Der Auslöser für die Aktion war das Schicksal der vierjährigen Stella aus Rauenberg. Das Mädchen ist an Hämophagozytischer Lymphohistiozytose (HLH) erkrankt, einem sehr seltenen genetischen Defekt des Immunsystems, und deshalb dringend auf eine Stammzellenspende angewiesen. Deshalb hat Burkardt die Aktion, die sie eigentlich für das Ende des Schuljahrs auf die Beine stellen wollte, spontan vorgezogen.
HLH ist eine oft tödlich verlaufende Krankheit, und die Zeit drängt. Bei der Spendersuche für das Mädchen gab es glücklicherweise zwischenzeitlich einen Treffer, sodass Stella jetzt auf Genesung hoffen kann.
Jeder siebte auf Stammzellen angewiesene Patient in Deutschland wartet laut DKMS nach wie vor auf einen passenden Spender. "Die Wahrscheinlichkeit diesen zu finden, liegt von 1 zu 20.000 bis 1 zu mehreren Millionen", erklärte Beate Mayer von der DKMS. Stammzellen weisen bis zu 16.000 verschiedene Gewebemerkmale auf, die wiederum in Abermillionen unterschiedlicher Kombinationen auftreten können. Einfache Schlussfolgerung: Je mehr Menschen mitmachen, desto höher ist die Wahrscheinlichkeit, dass ein passender Spender gefunden wird.
1991, im ersten Jahr der DKMS, verzeichnete der Verein 3000 Stammzellenspender. Mittlerweile stehen in der Datenbank rund 7,1 Millionen potenzielle Spender - eine durchaus stolze Entwicklung. "Trotzdem gibt es noch viel Luft nach oben", sagte Mayer mit gutem Grund: Alle 15 Minuten erkrankt - allein in Deutschland - ein Mensch an Leukämie (Blutkrebs). Häufig ist die einzige Rettung ein passender Stammzellenspender. Daher hatte die Aktion in der Schule, auch wenn für Stella ein Spender gefunden wurde, für niemanden an Bedeutung verloren.
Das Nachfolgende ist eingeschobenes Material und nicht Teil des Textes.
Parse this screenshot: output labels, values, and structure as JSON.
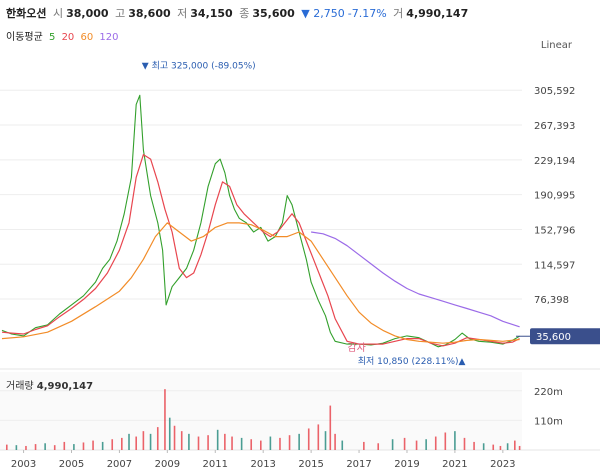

Die Spende selbst ist dann etwas aufwendiger als das Wattestäbchen im Mund. Bei der Stammzellenentnahme kommen zwei Verfahren zu Einsatz. Bei der peripheren Zellentnahme werden die Stammzellen ähnlich wie bei der Blutspende durch Blutabnehmen gewonnen. In 80 Prozent aller Fälle kommt dieses Verfahren zum Einsatz. Bei 20 Prozent der Fälle werden die Stammzellen aus dem Beckenkamm des Spenders entnommen. Bei dieser Knochenmarkentnahme bedarf es einer Vollnarkose. "Das geht mit den üblichen Narkoserisiken einher", erklärte Burkardt. Auf der anderen Seite stehe aber die Chance, einem Menschen ein zweites Leben zu schenken.
Das leuchtete den Schülern ein. Kyrill Habermann und Leo Franzke, beide von der Carl-Theodor-Schule, waren überzeugt: "Die Chance, helfen zu können, steht über allem." Anna-Katharina Olschewski von der Carl-Theodor-Schule erklärte, dass Leben retten "etwas sehr Großes" sei. So groß, dass auch die Schüler aus den Integrationsklassen unbedingt an der Aktion teilnehmen wollten.
Der 24-jährige Spender Stefan Soleder aus Heidelberg bestärkte die Schüler in ihrem Engagement. 2016 ließ er sich registrieren, und bereits 2017 erhielt er die Chance, einem Mann in Italien zu helfen. Die Spende selbst empfand er als unspektakulär. Eine Fahrt nach Köln, drei Stunden Blutentnahme, etwas Kopfschmerzen mit Müdigkeit - und fertig.
Die ersten zwei Jahre nach der Spende erfahren Spender und Empfänger nicht viel voneinander. Wenn aber Interesse auf beiden Seiten besteht, erklärte Mayer, könne nach dieser Frist der Kontakt hergestellt werden. Ob Soleder das will, weiß er noch nicht genau: "Aber es wäre schön, zu wissen, ob die Therapie bei dem Mann angeschlagen hat."
Die Chance auf Heilung liegt laut DKMS bei rund 50 Prozent. Und das ist deutlich mehr als nichts.